25 June 2018

Chevalier Charles Coulombe on Oral vs. Written Tradition

The Chevalier discusses the value of oral tradition with a skeptical Mr Frankini. He points out that in a preliterate society memory was vital, that people were trained to remember. Whilst he doesn't mention it, the memorisation of lengthy, complicate genealogies by the Celtic peoples is one example.

He does mention the Iliad and the Odyssey as examples, but the same holds true for the great epics of the North. The Children of Lir in Ireland, the Mabinogion in Wales, the oral tales collected in the Kalevala in Finland, and even the Matters of Britain and France, were all, originally, designed to be memorised and retold orally, often chanted to the accompaniment of an instrument such as the harp. 

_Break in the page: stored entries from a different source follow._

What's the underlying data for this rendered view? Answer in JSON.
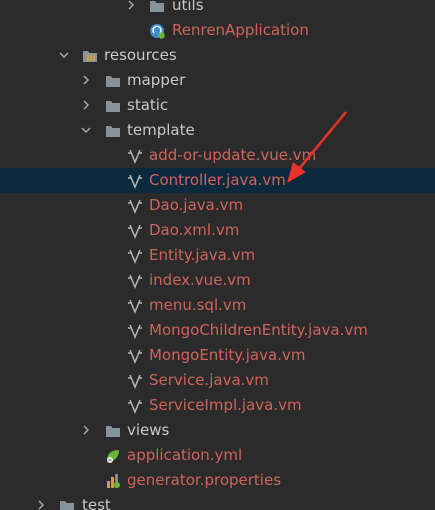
{
  "tree": {
    "utils_label": "utils",
    "renren_app_label": "RenrenApplication",
    "resources_label": "resources",
    "mapper_label": "mapper",
    "static_label": "static",
    "template_label": "template",
    "template_files": [
      "add-or-update.vue.vm",
      "Controller.java.vm",
      "Dao.java.vm",
      "Dao.xml.vm",
      "Entity.java.vm",
      "index.vue.vm",
      "menu.sql.vm",
      "MongoChildrenEntity.java.vm",
      "MongoEntity.java.vm",
      "Service.java.vm",
      "ServiceImpl.java.vm"
    ],
    "views_label": "views",
    "application_yml_label": "application.yml",
    "generator_props_label": "generator.properties",
    "test_label": "test",
    "selected_item": "Controller.java.vm"
  },
  "colors": {
    "background": "#2b2b2b",
    "selection": "#0d293e",
    "modified_file_text": "#d0645c",
    "folder_text": "#c9c9c9",
    "annotation_arrow": "#e8332a"
  },
  "icons": {
    "folder": "folder-icon",
    "resources_folder": "resources-folder-icon",
    "velocity_template": "velocity-template-icon",
    "spring_boot_app": "spring-boot-app-icon",
    "yaml_config": "spring-yaml-icon",
    "properties_file": "properties-file-icon",
    "collapsed": "chevron-right-icon",
    "expanded": "chevron-down-icon"
  }
}
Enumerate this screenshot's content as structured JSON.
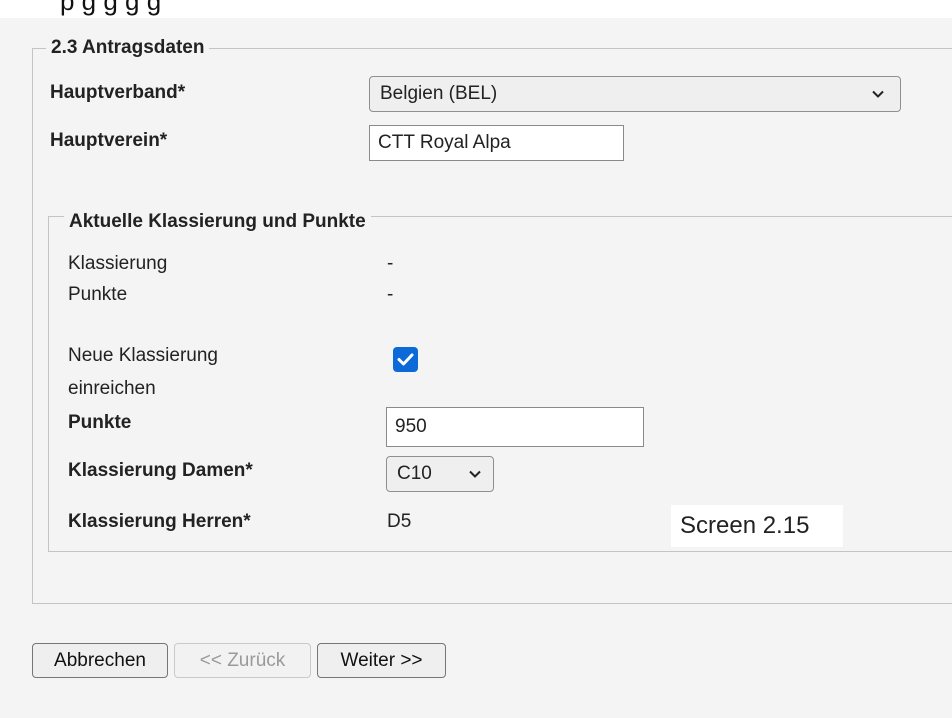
{
  "top_cut_text": "p   g  g  g   g",
  "section": {
    "legend": "2.3 Antragsdaten",
    "hauptverband_label": "Hauptverband*",
    "hauptverband_value": "Belgien (BEL)",
    "hauptverein_label": "Hauptverein*",
    "hauptverein_value": "CTT Royal Alpa"
  },
  "classification": {
    "legend": "Aktuelle Klassierung und Punkte",
    "klassierung_label": "Klassierung",
    "klassierung_value": "-",
    "punkte_label": "Punkte",
    "punkte_value": "-",
    "neue_label_line1": "Neue Klassierung",
    "neue_label_line2": "einreichen",
    "neue_checked": true,
    "punkte_input_label": "Punkte",
    "punkte_input_value": "950",
    "damen_label": "Klassierung Damen*",
    "damen_value": "C10",
    "herren_label": "Klassierung Herren*",
    "herren_value": "D5"
  },
  "screen_label": "Screen 2.15",
  "buttons": {
    "cancel": "Abbrechen",
    "back": "<< Zurück",
    "next": "Weiter >>"
  },
  "colors": {
    "checkbox_accent": "#0b6ad8",
    "page_background": "#f4f4f4"
  }
}
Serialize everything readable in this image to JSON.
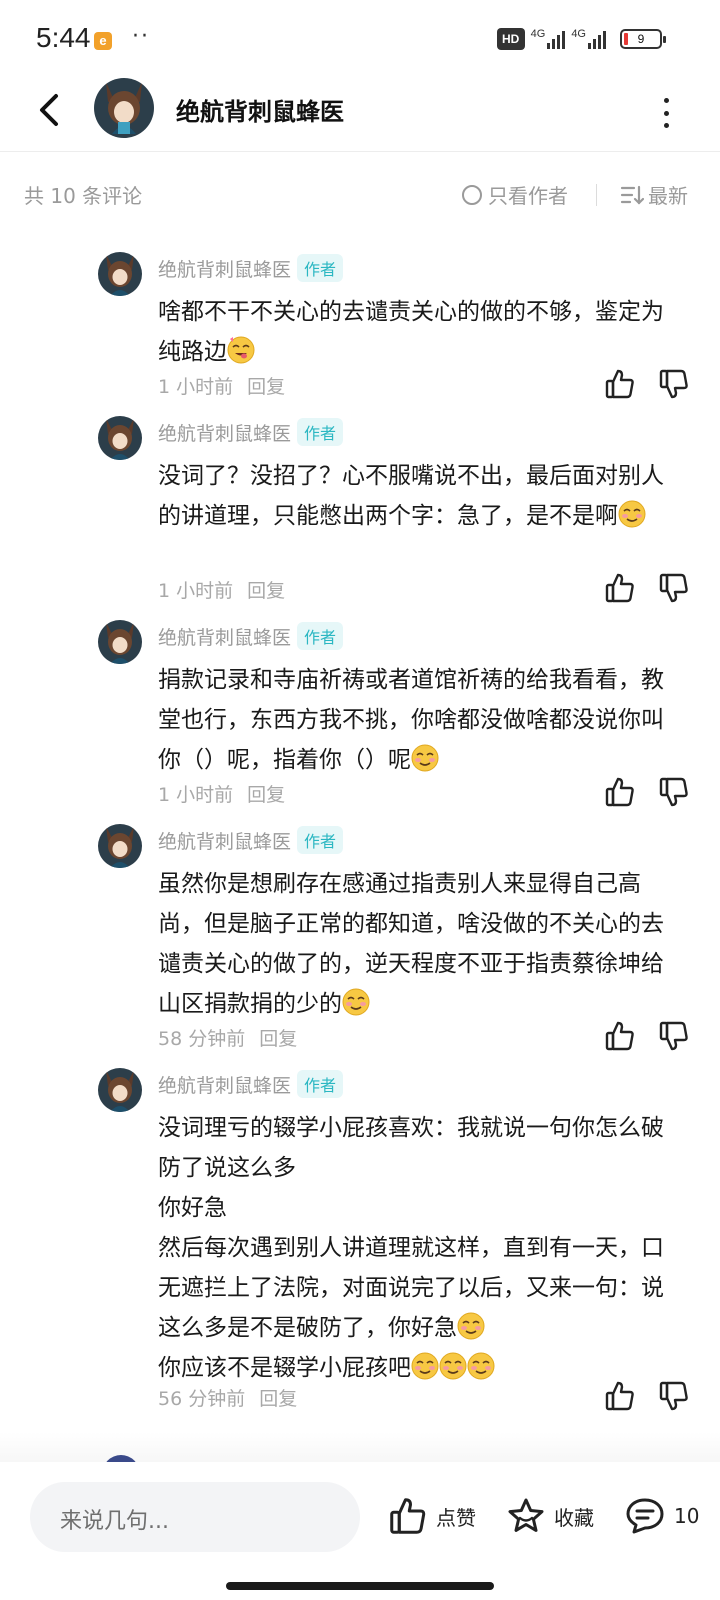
{
  "status_bar": {
    "time": "5:44",
    "app_badge": "e",
    "dots": "··",
    "hd": "HD",
    "net1": "4G",
    "net2": "4G",
    "battery": "9"
  },
  "header": {
    "title": "绝航背刺鼠蜂医"
  },
  "sub_header": {
    "count": "共 10 条评论",
    "only_author": "只看作者",
    "sort": "最新"
  },
  "comments": [
    {
      "name": "绝航背刺鼠蜂医",
      "tag": "作者",
      "text": "啥都不干不关心的去谴责关心的做的不够，鉴定为纯路边",
      "emoji": "😋",
      "time": "1 小时前",
      "reply": "回复"
    },
    {
      "name": "绝航背刺鼠蜂医",
      "tag": "作者",
      "text": "没词了？没招了？心不服嘴说不出，最后面对别人的讲道理，只能憋出两个字：急了，是不是啊",
      "emoji": "😊",
      "time": "1 小时前",
      "reply": "回复"
    },
    {
      "name": "绝航背刺鼠蜂医",
      "tag": "作者",
      "text": "捐款记录和寺庙祈祷或者道馆祈祷的给我看看，教堂也行，东西方我不挑，你啥都没做啥都没说你叫你（）呢，指着你（）呢",
      "emoji": "😊",
      "time": "1 小时前",
      "reply": "回复"
    },
    {
      "name": "绝航背刺鼠蜂医",
      "tag": "作者",
      "text": "虽然你是想刷存在感通过指责别人来显得自己高尚，但是脑子正常的都知道，啥没做的不关心的去谴责关心的做了的，逆天程度不亚于指责蔡徐坤给山区捐款捐的少的",
      "emoji": "😊",
      "time": "58 分钟前",
      "reply": "回复"
    },
    {
      "name": "绝航背刺鼠蜂医",
      "tag": "作者",
      "lines": [
        "没词理亏的辍学小屁孩喜欢：我就说一句你怎么破防了说这么多",
        "你好急",
        "然后每次遇到别人讲道理就这样，直到有一天，口无遮拦上了法院，对面说完了以后，又来一句：说这么多是不是破防了，你好急",
        "你应该不是辍学小屁孩吧"
      ],
      "time": "56 分钟前",
      "reply": "回复"
    }
  ],
  "bottom_bar": {
    "input_placeholder": "来说几句...",
    "like_label": "点赞",
    "fav_label": "收藏",
    "comment_count": "10"
  },
  "colors": {
    "accent_tag": "#2bb7c2",
    "muted_text": "#9a9a9a",
    "battery_low": "#e53935"
  },
  "icons": [
    "back-arrow-icon",
    "more-vertical-icon",
    "radio-circle-icon",
    "sort-lines-icon",
    "thumb-up-icon",
    "thumb-down-icon",
    "star-icon",
    "chat-bubble-icon"
  ]
}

Fascinatingly, he does not touch on the Holy Tradition of the Church, of which the Catechism of the Catholic Church says,
81 "Sacred Scripture is the speech of God as it is put down in writing under the breath of the Holy Spirit."42"And [Holy] Tradition (which is unwritten, i.e. oral-JW) transmits in its entirety the Word of God which has been entrusted to the apostles by Christ the Lord and the Holy Spirit. It transmits it to the successors of the apostles so that, enlightened by the Spirit of truth, they may faithfully preserve, expound and spread it abroad by their preaching."
However, he points out that oral tradition must never be discounted or given less authority than written sources without good reason.